Castellammare. Morte sospetta al San Leonardo, c’è l’inchiesta

Tiziano Valle,  

Castellammare. Morte sospetta al San Leonardo, c’è l’inchiesta

«Ho accompagnato mia madre al pronto soccorso dell’ospedale San Leonardo, a causa di dolori all’addome. Dopo 16 ore un infermiere è uscito e mi ha detto che era deceduta. Non so cosa avesse, a quale terapia è stata sottoposta e nonostante abbia fatto richiesta non mi hanno mai fornito la cartella clinica.
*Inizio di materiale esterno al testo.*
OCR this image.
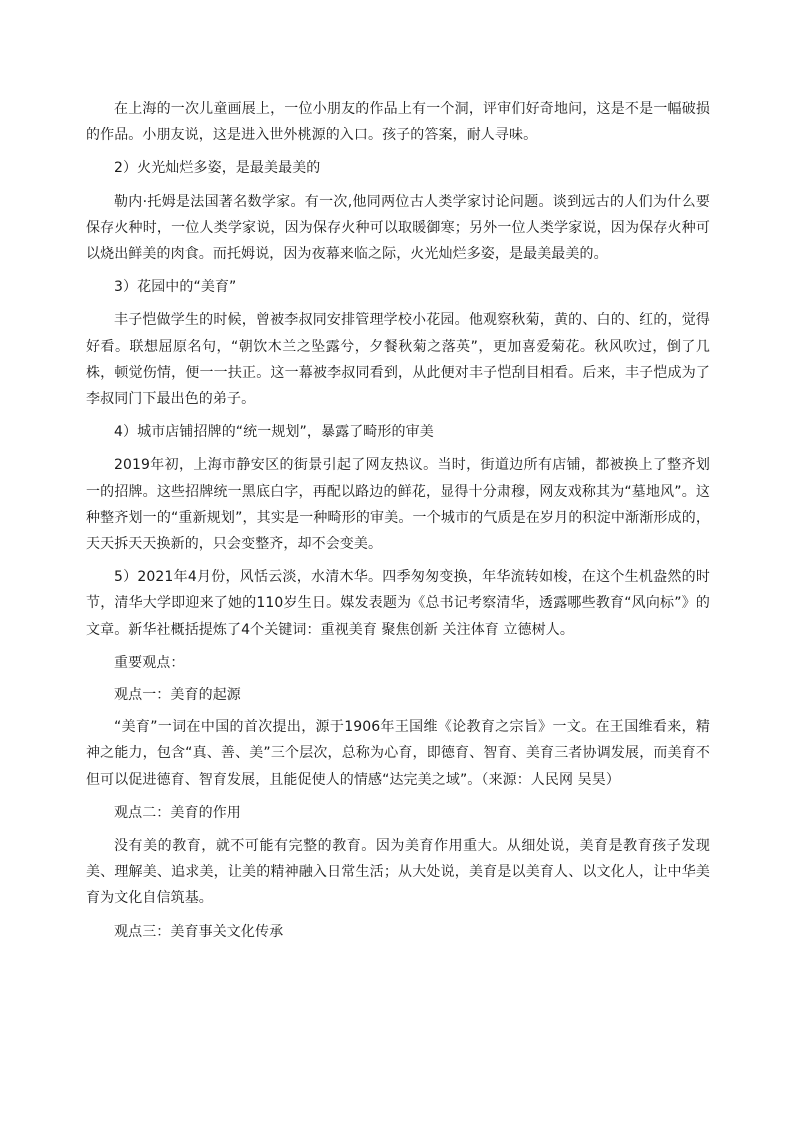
在上海的一次儿童画展上，一位小朋友的作品上有一个洞，评审们好奇地问，这是不是一幅破损的作品。小朋友说，这是进入世外桃源的入口。孩子的答案，耐人寻味。

2）火光灿烂多姿，是最美最美的

勒内·托姆是法国著名数学家。有一次,他同两位古人类学家讨论问题。谈到远古的人们为什么要保存火种时，一位人类学家说，因为保存火种可以取暖御寒；另外一位人类学家说，因为保存火种可以烧出鲜美的肉食。而托姆说，因为夜幕来临之际，火光灿烂多姿，是最美最美的。

3）花园中的“美育”

丰子恺做学生的时候，曾被李叔同安排管理学校小花园。他观察秋菊，黄的、白的、红的，觉得好看。联想屈原名句，“朝饮木兰之坠露兮，夕餐秋菊之落英”，更加喜爱菊花。秋风吹过，倒了几株，顿觉伤情，便一一扶正。这一幕被李叔同看到，从此便对丰子恺刮目相看。后来，丰子恺成为了李叔同门下最出色的弟子。

4）城市店铺招牌的“统一规划”，暴露了畸形的审美

2019年初，上海市静安区的街景引起了网友热议。当时，街道边所有店铺，都被换上了整齐划一的招牌。这些招牌统一黑底白字，再配以路边的鲜花，显得十分肃穆，网友戏称其为“墓地风”。这种整齐划一的“重新规划”，其实是一种畸形的审美。一个城市的气质是在岁月的积淀中渐渐形成的，天天拆天天换新的，只会变整齐，却不会变美。

5）2021年4月份，风恬云淡，水清木华。四季匆匆变换，年华流转如梭，在这个生机盎然的时节，清华大学即迎来了她的110岁生日。媒发表题为《总书记考察清华，透露哪些教育“风向标”》的文章。新华社概括提炼了4个关键词：重视美育 聚焦创新 关注体育 立德树人。

重要观点：

观点一：美育的起源

“美育”一词在中国的首次提出，源于1906年王国维《论教育之宗旨》一文。在王国维看来，精神之能力，包含“真、善、美”三个层次，总称为心育，即德育、智育、美育三者协调发展，而美育不但可以促进德育、智育发展，且能促使人的情感“达完美之域”。（来源：人民网 吴昊）

观点二：美育的作用

没有美的教育，就不可能有完整的教育。因为美育作用重大。从细处说，美育是教育孩子发现美、理解美、追求美，让美的精神融入日常生活；从大处说，美育是以美育人、以文化人，让中华美育为文化自信筑基。

观点三：美育事关文化传承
Adesso voglio la verità». A parlare è Pasquale Carlo Cozzolino, cinquantasettenne di San Marzano sul Sarno che, assistito dall’avvocato Teresa Pascale, ha deciso di rivolgersi alla Procura della Repubblica di Torre Annunziata per fare luce su quanto è accaduto nella notte tra il 12 e il 13 aprile scorso.
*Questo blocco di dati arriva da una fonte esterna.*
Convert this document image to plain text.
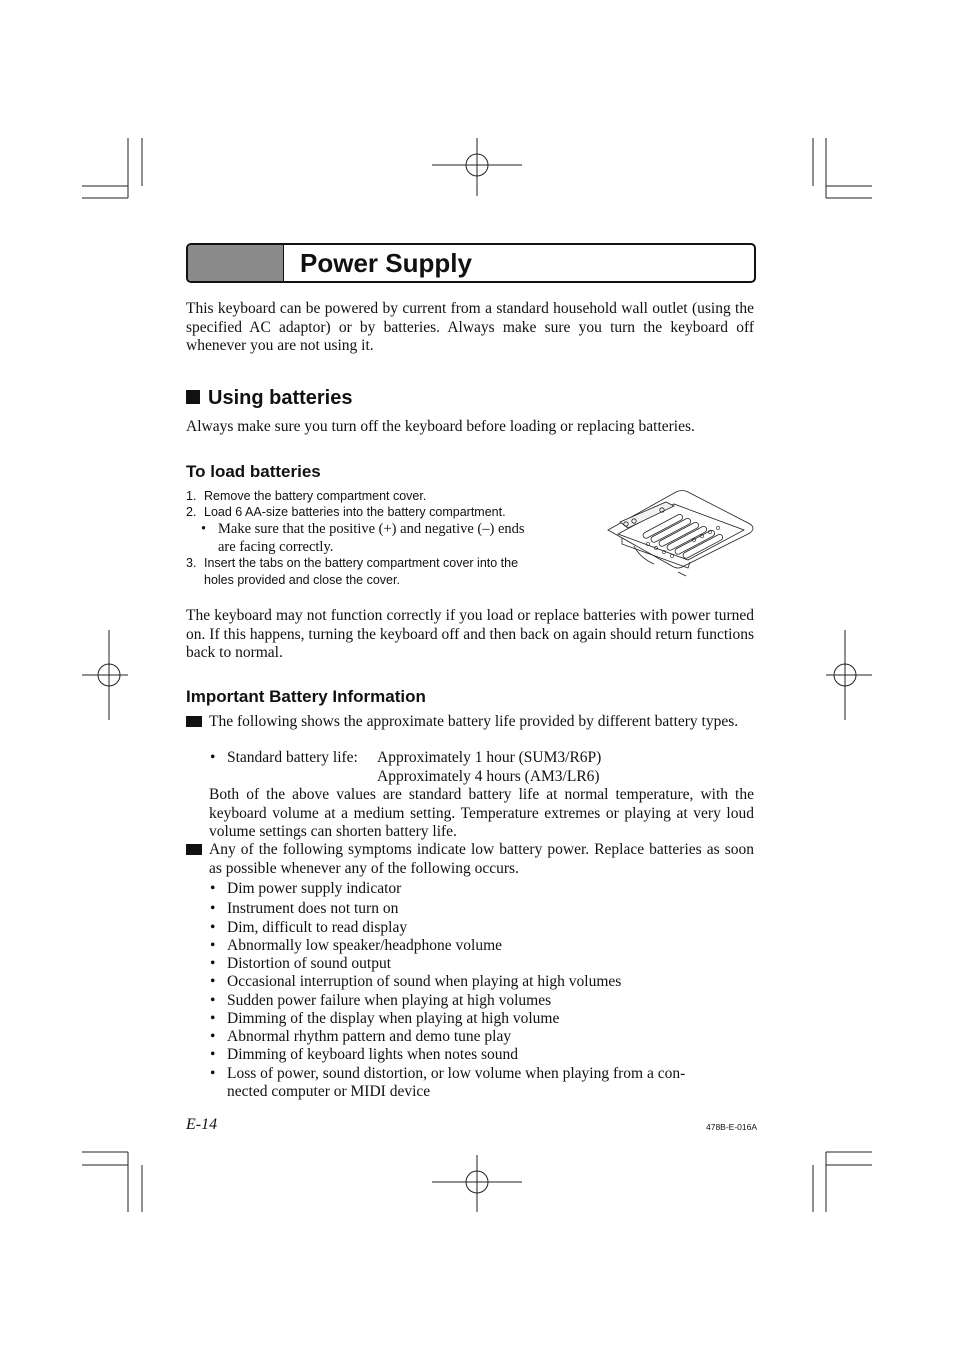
Power Supply
This keyboard can be powered by current from a standard household wall outlet (using the specified AC adaptor) or by batteries. Always make sure you turn the keyboard off whenever you are not using it.
Using batteries
Always make sure you turn off the keyboard before loading or replacing batteries.
To load batteries
1. Remove the battery compartment cover.
2. Load 6 AA-size batteries into the battery compartment.
• Make sure that the positive (+) and negative (–) ends
are facing correctly.
3. Insert the tabs on the battery compartment cover into the
holes provided and close the cover.
The keyboard may not function correctly if you load or replace batteries with power turned on. If this happens, turning the keyboard off and then back on again should return functions back to normal.
Important Battery Information
The following shows the approximate battery life provided by different battery types.
• Standard battery life: Approximately 1 hour (SUM3/R6P)
Approximately 4 hours (AM3/LR6)
Both of the above values are standard battery life at normal temperature, with the keyboard volume at a medium setting. Temperature extremes or playing at very loud volume settings can shorten battery life.
Any of the following symptoms indicate low battery power. Replace batteries as soon as possible whenever any of the following occurs.
• Dim power supply indicator
• Instrument does not turn on
• Dim, difficult to read display
• Abnormally low speaker/headphone volume
• Distortion of sound output
• Occasional interruption of sound when playing at high volumes
• Sudden power failure when playing at high volumes
• Dimming of the display when playing at high volume
• Abnormal rhythm pattern and demo tune play
• Dimming of keyboard lights when notes sound
• Loss of power, sound distortion, or low volume when playing from a con-
nected computer or MIDI device
E-14	478B-E-016A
A perdere la vita stata sua mamma, Anna Scarpa, una donna di 87 anni, di Pompei. «Ma ad oggi non so ancora cosa abbia provocato la sua morte», sostiene il figlio.
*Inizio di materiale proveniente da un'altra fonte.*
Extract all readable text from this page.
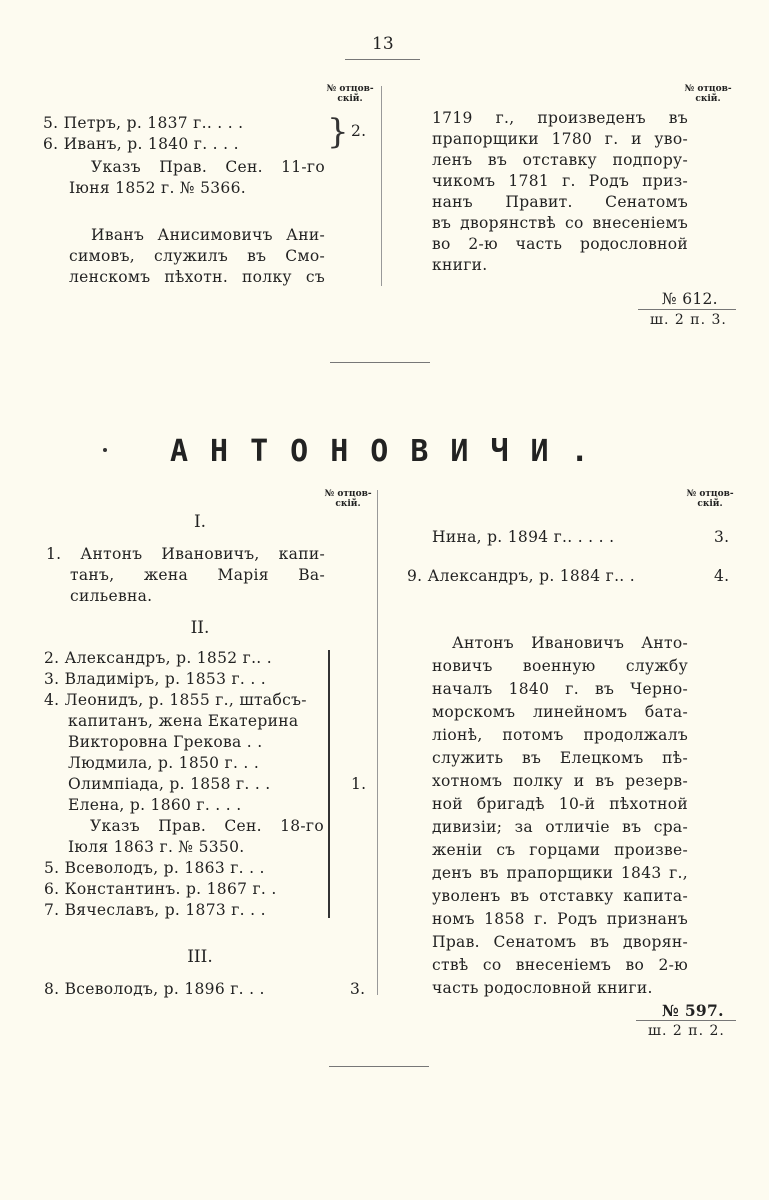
13
№ отцов-
скій.
5. Петръ, р. 1837 г.. . . .
6. Иванъ, р. 1840 г. . . .	} 2.
Указъ Прав. Сен. 11-го
Іюня 1852 г. № 5366.
Иванъ Анисимовичъ Ани-
симовъ, служилъ въ Смо-
ленскомъ пѣхотн. полку съ
№ отцов-
скій.
1719 г., произведенъ въ
прапорщики 1780 г. и уво-
ленъ въ отставку подпору-
чикомъ 1781 г. Родъ приз-
нанъ Правит. Сенатомъ
въ дворянствѣ со внесеніемъ
во 2-ю часть родословной
книги.
№ 612.
ш. 2 п. 3.
АНТОНОВИЧИ.
№ отцов-
скій.
I.
1. Антонъ Ивановичъ, капи-
танъ, жена Марія Ва-
сильевна.
II.
2. Александръ, р. 1852 г.. .
3. Владиміръ, р. 1853 г. . .
4. Леонидъ, р. 1855 г., штабсъ-
капитанъ, жена Екатерина
Викторовна Грекова . .
Людмила, р. 1850 г. . .
Олимпіада, р. 1858 г. . .
Елена, р. 1860 г. . . .
Указъ Прав. Сен. 18-го
Іюля 1863 г. № 5350.
5. Всеволодъ, р. 1863 г. . .
6. Константинъ. р. 1867 г. .
7. Вячеславъ, р. 1873 г. . .
1.
III.
8. Всеволодъ, р. 1896 г. . .	3.
№ отцов-
скій.
Нина, р. 1894 г.. . . . .	3.
9. Александръ, р. 1884 г.. .	4.
Антонъ Ивановичъ Анто-
новичъ военную службу
началъ 1840 г. въ Черно-
морскомъ линейномъ бата-
ліонѣ, потомъ продолжалъ
служить въ Елецкомъ пѣ-
хотномъ полку и въ резерв-
ной бригадѣ 10-й пѣхотной
дивизіи; за отличіе въ сра-
женіи съ горцами произве-
денъ въ прапорщики 1843 г.,
уволенъ въ отставку капита-
номъ 1858 г. Родъ признанъ
Прав. Сенатомъ въ дворян-
ствѣ со внесеніемъ во 2-ю
часть родословной книги.
№ 597.
ш. 2 п. 2.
Cozzolino ha sporto due denunce: la prima per omicidio colposo, a carico di ignoti; la seconda per omissione di atti d’ufficio, perché nonostante due Pec inviate il 13 e il 19 aprile, per chiedere la cartella clinica dell’anziana madre, non ha ricevuto alcuna risposta.

Nelle denunce presentate in Procura, Pasquale Carlo Cozzolino ripercorre le ultime ore di vita di Anna Scarpa.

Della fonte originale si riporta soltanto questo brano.